Es war in einer großen Stadt ein altes Mütterchen, das saß abends allein in seiner Kammer: es dachte so darüber nach, wie es erst den Mann, dann die beiden Kinder, nach und nach alle Verwandte, endlich auch heute noch den letzten Freund verloren hätte und nun ganz allein und verlassen wäre. Da ward es in tiefstem Herzen traurig, und vor allem schwer war ihm der Verlust der beiden Söhne, daß es in seinem Schmerz Gott darüber anklagte.

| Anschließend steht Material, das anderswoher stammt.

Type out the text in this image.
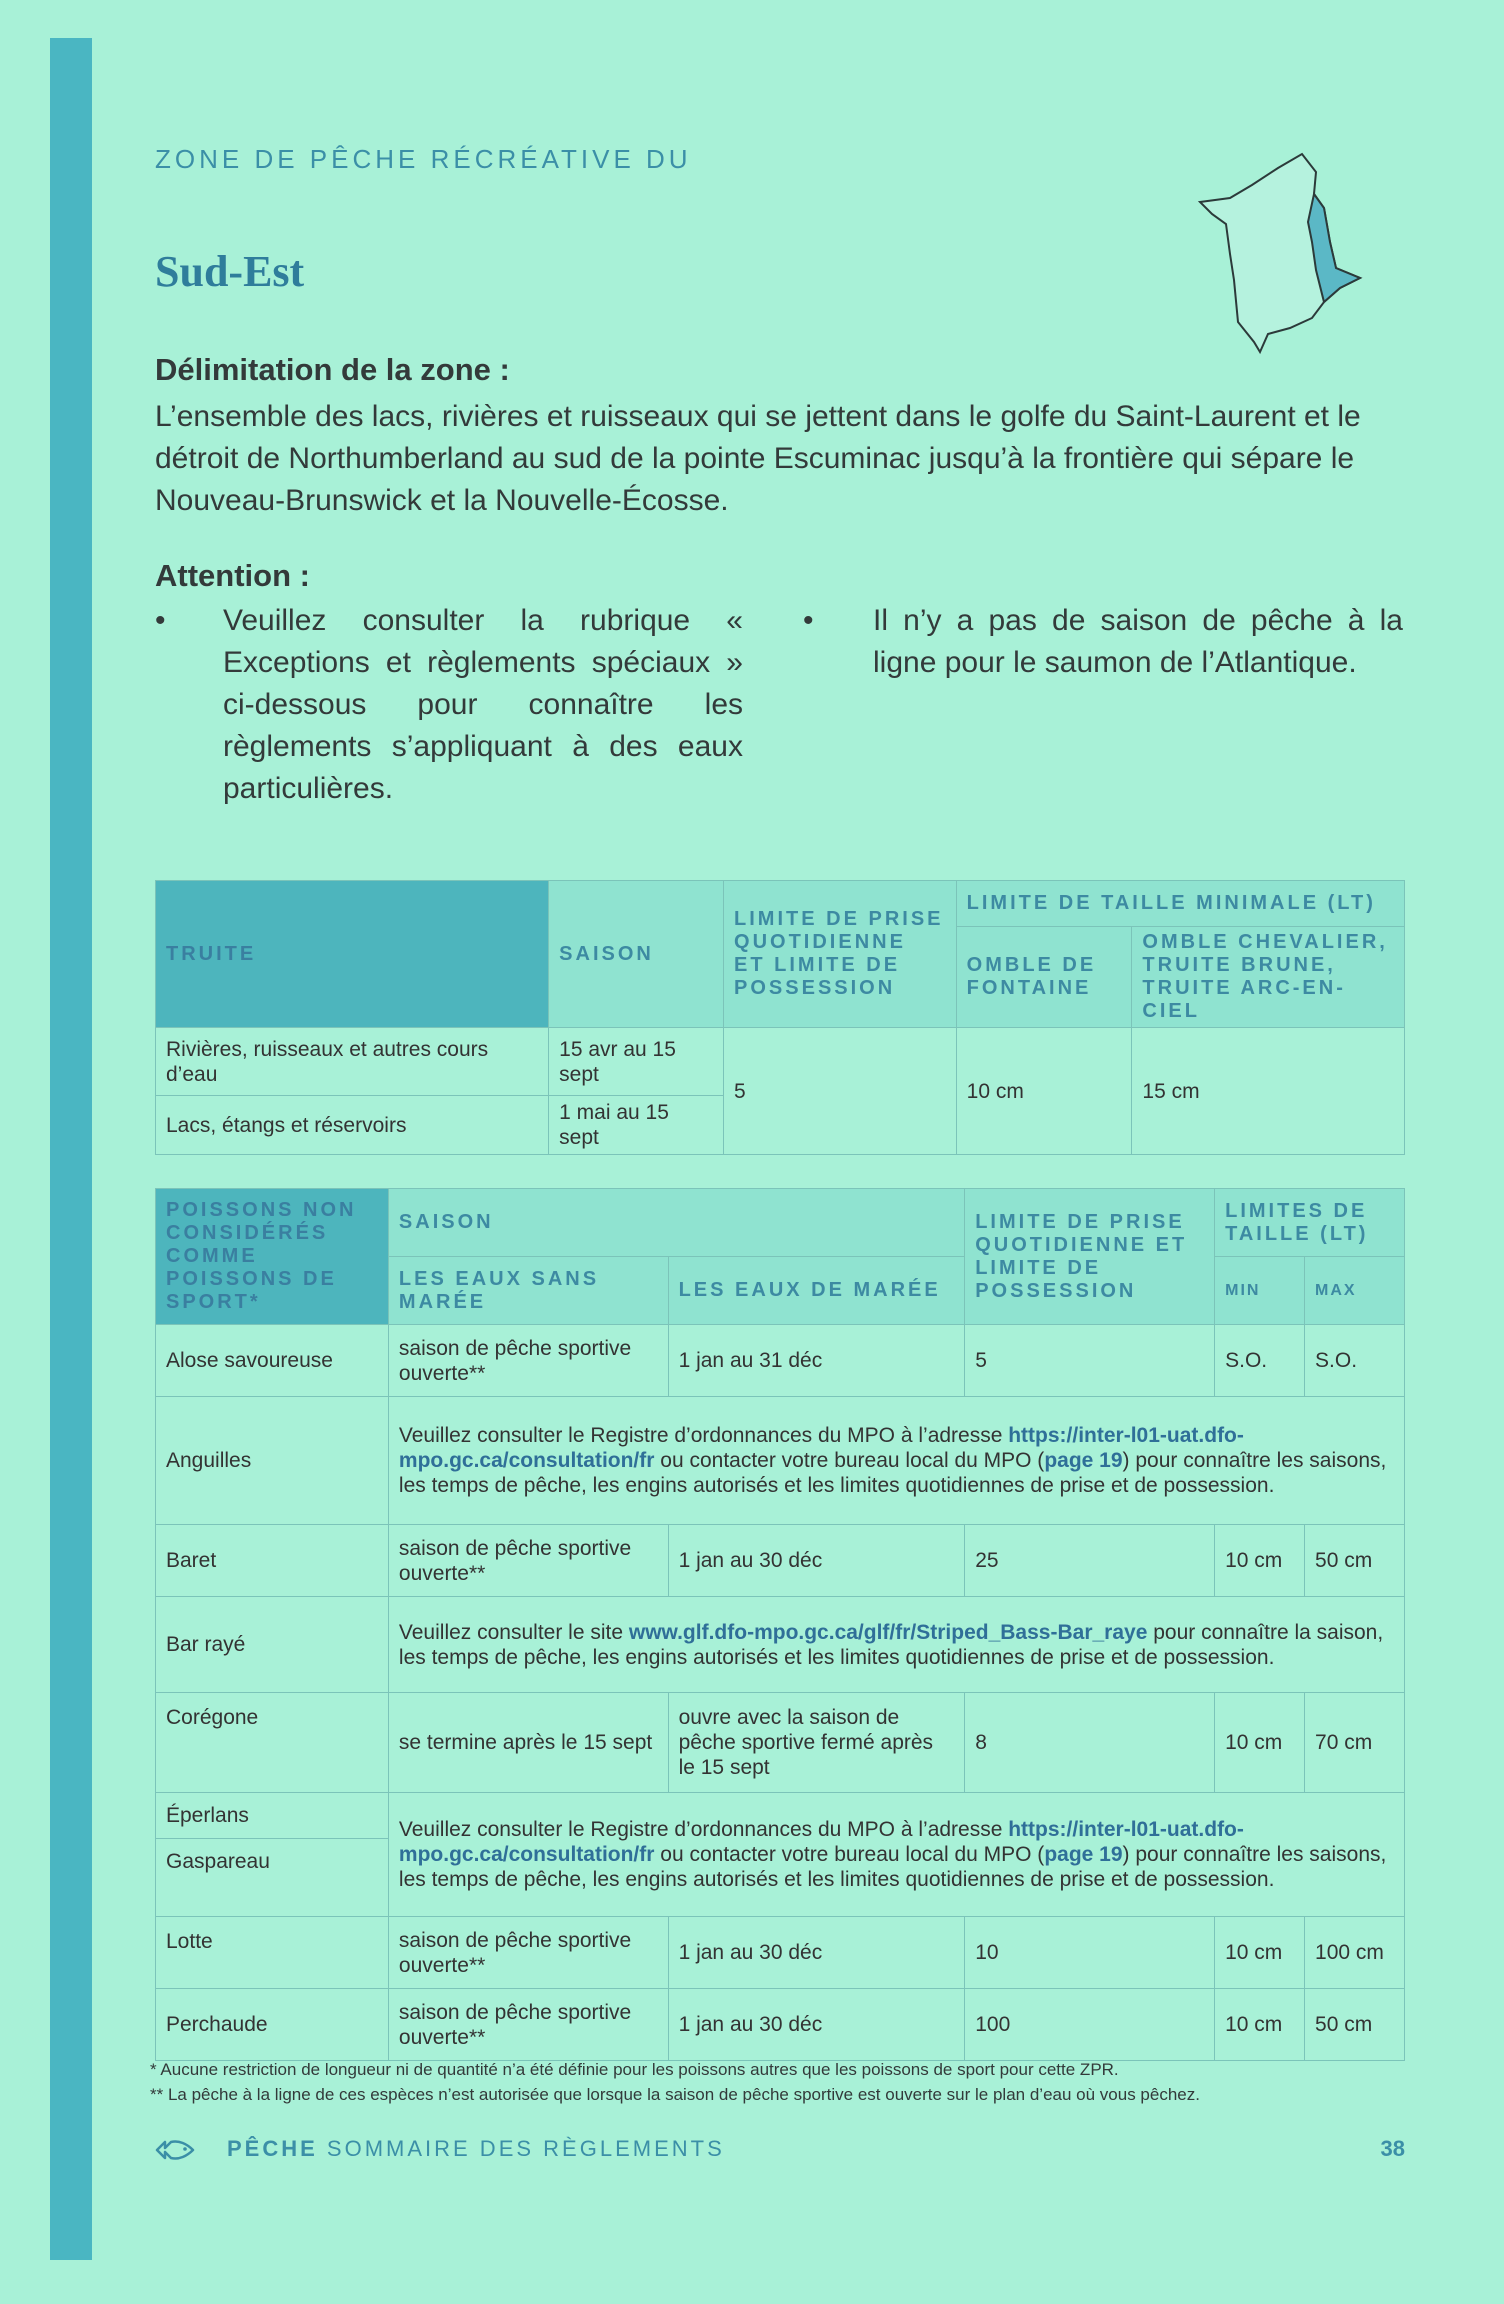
ZONE DE PÊCHE RÉCRÉATIVE DU
Sud-Est
Délimitation de la zone :
L’ensemble des lacs, rivières et ruisseaux qui se jettent dans le golfe du Saint-Laurent et le détroit de Northumberland au sud de la pointe Escuminac jusqu’à la frontière qui sépare le Nouveau-Brunswick et la Nouvelle-Écosse.
Attention :
•	Veuillez consulter la rubrique « Exceptions et règlements spéciaux » ci-dessous pour connaître les règlements s’appliquant à des eaux particulières.
•	Il n’y a pas de saison de pêche à la ligne pour le saumon de l’Atlantique.
TRUITE	SAISON	LIMITE DE PRISE QUOTIDIENNE ET LIMITE DE POSSESSION	LIMITE DE TAILLE MINIMALE (LT)	
			OMBLE DE FONTAINE	OMBLE CHEVALIER, TRUITE BRUNE, TRUITE ARC-EN-CIEL
Rivières, ruisseaux et autres cours d’eau	15 avr au 15 sept	5	10 cm	15 cm
Lacs, étangs et réservoirs	1 mai au 15 sept			
POISSONS NON CONSIDÉRÉS COMME POISSONS DE SPORT*	SAISON		LIMITE DE PRISE QUOTIDIENNE ET LIMITE DE POSSESSION	LIMITES DE TAILLE (LT)	
	LES EAUX SANS MARÉE	LES EAUX DE MARÉE		MIN	MAX
Alose savoureuse	saison de pêche sportive ouverte**	1 jan au 31 déc	5	S.O.	S.O.
Anguilles	Veuillez consulter le Registre d’ordonnances du MPO à l’adresse https://inter-l01-uat.dfo-mpo.gc.ca/consultation/fr ou contacter votre bureau local du MPO (page 19) pour connaître les saisons, les temps de pêche, les engins autorisés et les limites quotidiennes de prise et de possession.				
Baret	saison de pêche sportive ouverte**	1 jan au 30 déc	25	10 cm	50 cm
Bar rayé	Veuillez consulter le site www.glf.dfo-mpo.gc.ca/glf/fr/Striped_Bass-Bar_raye pour connaître la saison, les temps de pêche, les engins autorisés et les limites quotidiennes de prise et de possession.				
Corégone	se termine après le 15 sept	ouvre avec la saison de pêche sportive fermé après le 15 sept	8	10 cm	70 cm
Éperlans	Veuillez consulter le Registre d’ordonnances du MPO à l’adresse https://inter-l01-uat.dfo-mpo.gc.ca/consultation/fr ou contacter votre bureau local du MPO (page 19) pour connaître les saisons, les temps de pêche, les engins autorisés et les limites quotidiennes de prise et de possession.				
Gaspareau					
Lotte	saison de pêche sportive ouverte**	1 jan au 30 déc	10	10 cm	100 cm
Perchaude	saison de pêche sportive ouverte**	1 jan au 30 déc	100	10 cm	50 cm
* Aucune restriction de longueur ni de quantité n’a été définie pour les poissons autres que les poissons de sport pour cette ZPR.
** La pêche à la ligne de ces espèces n’est autorisée que lorsque la saison de pêche sportive est ouverte sur le plan d’eau où vous pêchez.
PÊCHE SOMMAIRE DES RÈGLEMENTS	38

So saß es still und in sich versunken, als es auf einmal zur Frühkirche läuten hörte. Es wunderte sich, daß es die ganze Nacht also in Leid durchwacht hätte, zündete seine Leuchte an und ging zur Kirche. Bei seiner Ankunft war sie schon erhellt, aber nicht, wie gewöhnlich, von Kerzen, sondern von einem dämmernden Licht. Sie war auch schon angefüllt mit Menschen, und alle Plätze waren besetzt, und als das Mütterchen zu seinem gewöhnlichen Sitz kam, war er auch nicht mehr ledig, sondern die ganze Bank gedrängt voll. Und wie es die Leute ansah, so waren es lauter verstorbene Verwandten, die saßen da in ihren altmodischen Kleidern, aber mit blassem Angesicht. Sie sprachen auch nicht und sangen nicht, es ging aber ein leises Summen und Wehen durch die Kirche. Da stand eine Muhme auf, trat vor und sprach zu dem Mütterlein: "Dort sieh nach dem Altar, da wirst du deine Söhne sehen." Die Alte blickte hin und sah ihre beiden Kinder, der eine hing am Galgen, der andere war auf das Rad geflochten. Da sprach die Muhme: "Siehst du, so wäre es ihnen ergangen, wären sie im Leben geblieben und hätte sie Gott nicht als unschuldige Kinder zu sich genommen." Die Alte ging zitternd nach Haus und dankte Gott auf den Knien, daß er es besser mit ihr gemacht hätte, als sie hätte begreifen können; und am dritten Tag legte sie sich und starb.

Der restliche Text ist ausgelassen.